I have multiple GPUs on a node in my cluster and am trying to run some benchmarks on the system. However, since my department is in research and has a job system set up, I can only take one GPU offline to test until I are sure I know what I are doing. My problem is trying to set up the mpirun command to specify a single GPU. I understand how to use mpirun to run programs on specific processors on different nodes, but the GPUs show up as devices and not processors. How do I set up my mpirun command to use a specific GPU, or is that even possible?
mpirun doesn’t handle allocating GPUs. You can define it as a resource though and schedule based on that. The GPU itself is chosen from within the application and mpi doesn’t have any control over that. What is usually done is to set the GPUs in exclusive mode and not choose the GPU explicitly from within the application. That way you get the first free GPU. If you want to pick a specific GPU you can allocate one instance per node and choose the GPU explicitly from there (again, setting it in exclusive mode and getting the first available one is the preferred way)

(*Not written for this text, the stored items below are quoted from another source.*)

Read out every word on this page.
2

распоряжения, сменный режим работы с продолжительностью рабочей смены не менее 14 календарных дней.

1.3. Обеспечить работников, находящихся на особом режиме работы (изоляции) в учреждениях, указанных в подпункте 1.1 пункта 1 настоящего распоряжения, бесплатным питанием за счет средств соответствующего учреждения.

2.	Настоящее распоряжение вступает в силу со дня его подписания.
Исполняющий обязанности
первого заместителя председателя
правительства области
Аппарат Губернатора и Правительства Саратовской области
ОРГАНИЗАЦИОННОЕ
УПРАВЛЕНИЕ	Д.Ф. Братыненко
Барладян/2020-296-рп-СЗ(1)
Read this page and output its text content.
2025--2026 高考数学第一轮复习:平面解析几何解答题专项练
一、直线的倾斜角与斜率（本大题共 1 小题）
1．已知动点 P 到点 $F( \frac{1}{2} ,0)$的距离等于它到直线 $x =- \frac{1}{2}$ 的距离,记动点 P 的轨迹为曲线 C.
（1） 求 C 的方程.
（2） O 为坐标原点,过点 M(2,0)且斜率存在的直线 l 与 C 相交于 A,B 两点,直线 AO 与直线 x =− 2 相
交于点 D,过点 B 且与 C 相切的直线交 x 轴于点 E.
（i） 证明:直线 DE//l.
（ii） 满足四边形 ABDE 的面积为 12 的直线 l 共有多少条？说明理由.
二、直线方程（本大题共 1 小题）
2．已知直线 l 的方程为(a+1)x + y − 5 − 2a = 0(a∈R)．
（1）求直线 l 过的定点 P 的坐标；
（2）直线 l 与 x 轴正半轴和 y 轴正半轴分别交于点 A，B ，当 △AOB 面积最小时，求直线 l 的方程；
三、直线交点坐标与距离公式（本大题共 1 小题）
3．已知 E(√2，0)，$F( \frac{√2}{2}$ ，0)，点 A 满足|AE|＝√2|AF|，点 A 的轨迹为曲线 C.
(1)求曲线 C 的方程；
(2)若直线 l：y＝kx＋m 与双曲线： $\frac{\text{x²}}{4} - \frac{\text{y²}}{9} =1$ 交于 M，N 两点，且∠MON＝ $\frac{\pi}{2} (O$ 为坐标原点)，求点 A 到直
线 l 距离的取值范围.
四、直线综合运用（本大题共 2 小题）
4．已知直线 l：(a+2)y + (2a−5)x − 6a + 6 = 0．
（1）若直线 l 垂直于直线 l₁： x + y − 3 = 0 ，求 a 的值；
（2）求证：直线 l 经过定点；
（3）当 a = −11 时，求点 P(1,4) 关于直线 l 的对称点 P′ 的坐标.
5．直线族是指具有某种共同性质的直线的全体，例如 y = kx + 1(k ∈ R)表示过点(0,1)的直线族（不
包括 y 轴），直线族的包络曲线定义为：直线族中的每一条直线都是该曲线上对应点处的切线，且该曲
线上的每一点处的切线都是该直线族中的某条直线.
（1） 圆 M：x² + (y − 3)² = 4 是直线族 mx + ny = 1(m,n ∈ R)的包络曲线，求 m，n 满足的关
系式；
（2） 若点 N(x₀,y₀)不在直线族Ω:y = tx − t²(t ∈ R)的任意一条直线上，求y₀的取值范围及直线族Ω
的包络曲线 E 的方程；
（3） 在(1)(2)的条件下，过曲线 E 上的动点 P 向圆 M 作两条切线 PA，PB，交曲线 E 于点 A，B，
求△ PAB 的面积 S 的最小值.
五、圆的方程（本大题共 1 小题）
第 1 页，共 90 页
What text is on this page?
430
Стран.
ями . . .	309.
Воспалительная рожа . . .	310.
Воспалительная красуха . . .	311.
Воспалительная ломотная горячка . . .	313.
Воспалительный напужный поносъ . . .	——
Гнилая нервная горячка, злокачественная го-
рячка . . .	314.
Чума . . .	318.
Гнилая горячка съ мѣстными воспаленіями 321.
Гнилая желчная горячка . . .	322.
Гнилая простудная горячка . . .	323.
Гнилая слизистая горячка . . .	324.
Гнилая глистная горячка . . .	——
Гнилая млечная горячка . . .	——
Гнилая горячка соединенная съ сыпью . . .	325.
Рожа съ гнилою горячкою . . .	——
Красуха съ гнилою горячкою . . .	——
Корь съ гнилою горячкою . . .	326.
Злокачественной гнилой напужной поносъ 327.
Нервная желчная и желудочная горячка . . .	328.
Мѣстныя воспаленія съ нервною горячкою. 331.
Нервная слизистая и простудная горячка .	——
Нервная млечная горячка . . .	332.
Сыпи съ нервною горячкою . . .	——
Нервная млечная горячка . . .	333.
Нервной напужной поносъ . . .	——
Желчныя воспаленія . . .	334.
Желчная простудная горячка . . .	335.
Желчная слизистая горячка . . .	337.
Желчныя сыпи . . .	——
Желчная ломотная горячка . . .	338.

I’m trying to run the HPL benchmark in a system with CPUs and GPUs, so is that specified in the HPL installations?
If you are using the NVIDIA code, it does an internal assignment so that each MPI rank is using a different GPU.
You just need to use a number of MPI processes equal to the number of GPUs you want to use.
So is it possible to choose a specific GPU that gets used? I have 6 right now, but the first 4 do scheduling for CPUs, so I would like to specify the 5th and 6th only until I figure out how to use HPL with GPUs and CPUs.
You could use the CUDA_VISIBLE_DEVICES variable:
Specific GPUs can be made invisible with the CUDA_VISIBLE_DEVICES environment
variable. Visible devices should be included as a comma-separated list in
terms of the system-wide list of devices. For example, to use only devices 0
and 2 from the system-wide list of devices, set CUDA_VISIBLE_DEVICES equal to
“0,2” before launching the application. The application will then enumerate
these devices as device 0 and device 1.